I consider a bot nice if it:
identifies itself as a bot in the user agent string
reads robots.txt (and obeys it)
I'm talking about the bad crawlers, hiding behind common user agents, using my bandwidth and never giving me anything in return.
There are some trapdoors that can be constructed updated list (thanks Chris, gs):
Adding a directory only listed (marked as disallow) in the robots.txt,
Adding invisible links (possibly marked as rel="nofollow"?),
style="display: none;" on link or parent container
placed underneath another element with higher z-index
detect who doesn't understand CaPiTaLiSaTioN,
detect who tries to post replies but always fail the Captcha.
detect GET requests to POST-only resources
detect interval between requests
detect order of pages requested
detect who (consistently) requests https resources over http
detect who does not request image file (this in combination with a list of user-agents of known image capable browsers works surprisingly nice)
Some traps would be triggered by both 'good' and 'bad' bots.
you could combine those with a whitelist:
It trigger a trap
It request robots.txt?
It doest not trigger another trap because it obeyed robots.txt
One other important thing here is:
Please consider blind people using a screen readers: give people a way to contact you, or solve a (non-image) Captcha to continue browsing.
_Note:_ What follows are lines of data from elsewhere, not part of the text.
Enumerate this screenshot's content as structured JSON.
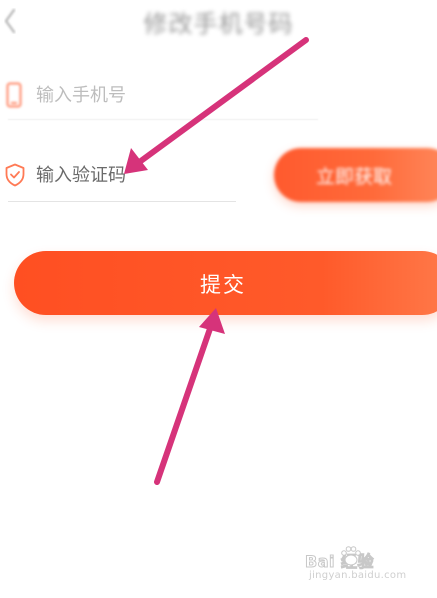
{
  "header": {
    "title": "修改手机号码"
  },
  "phone_field": {
    "placeholder": "输入手机号"
  },
  "code_field": {
    "placeholder": "输入验证码"
  },
  "get_code_button": {
    "label": "立即获取"
  },
  "submit_button": {
    "label": "提交"
  },
  "watermark": {
    "brand": "Bai  经验",
    "url": "jingyan.baidu.com"
  },
  "colors": {
    "accent": "#ff5a2a",
    "arrow": "#d6337a",
    "placeholder": "#bdbdbd",
    "divider": "#ececec"
  },
  "icons": [
    "back-icon",
    "phone-icon",
    "shield-icon",
    "paw-icon"
  ]
}
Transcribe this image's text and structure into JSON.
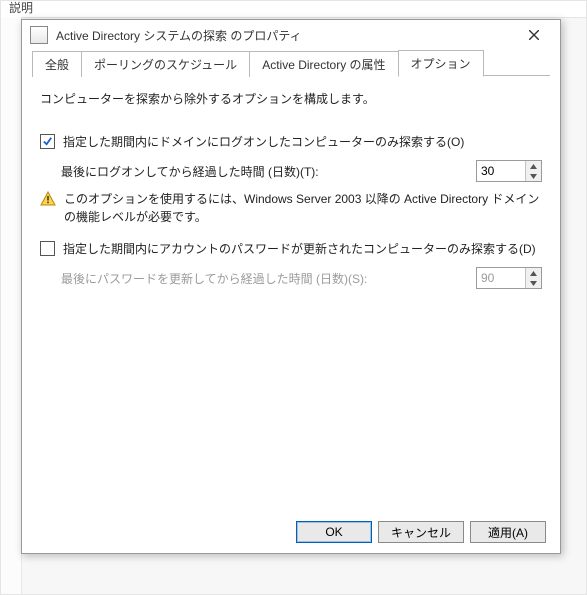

What methods are there to automatically detect the web crawlers trying to mask themselves as normal human visitors.
Update
The question is not: How do I catch every crawler. The question is: How can I maximize the chance of detecting a crawler.
Some spiders are really good, and actually parse and understand html, xhtml, css javascript, VB script etc...
I have no illusions: I won't be able to beat them.
You would however be surprised how stupid some crawlers are. With the best example of stupidity (in my opinion) being: cast all URLs to lower case before requesting them.
And then there is a whole bunch of crawlers that are just 'not good enough' to avoid the various trapdoors.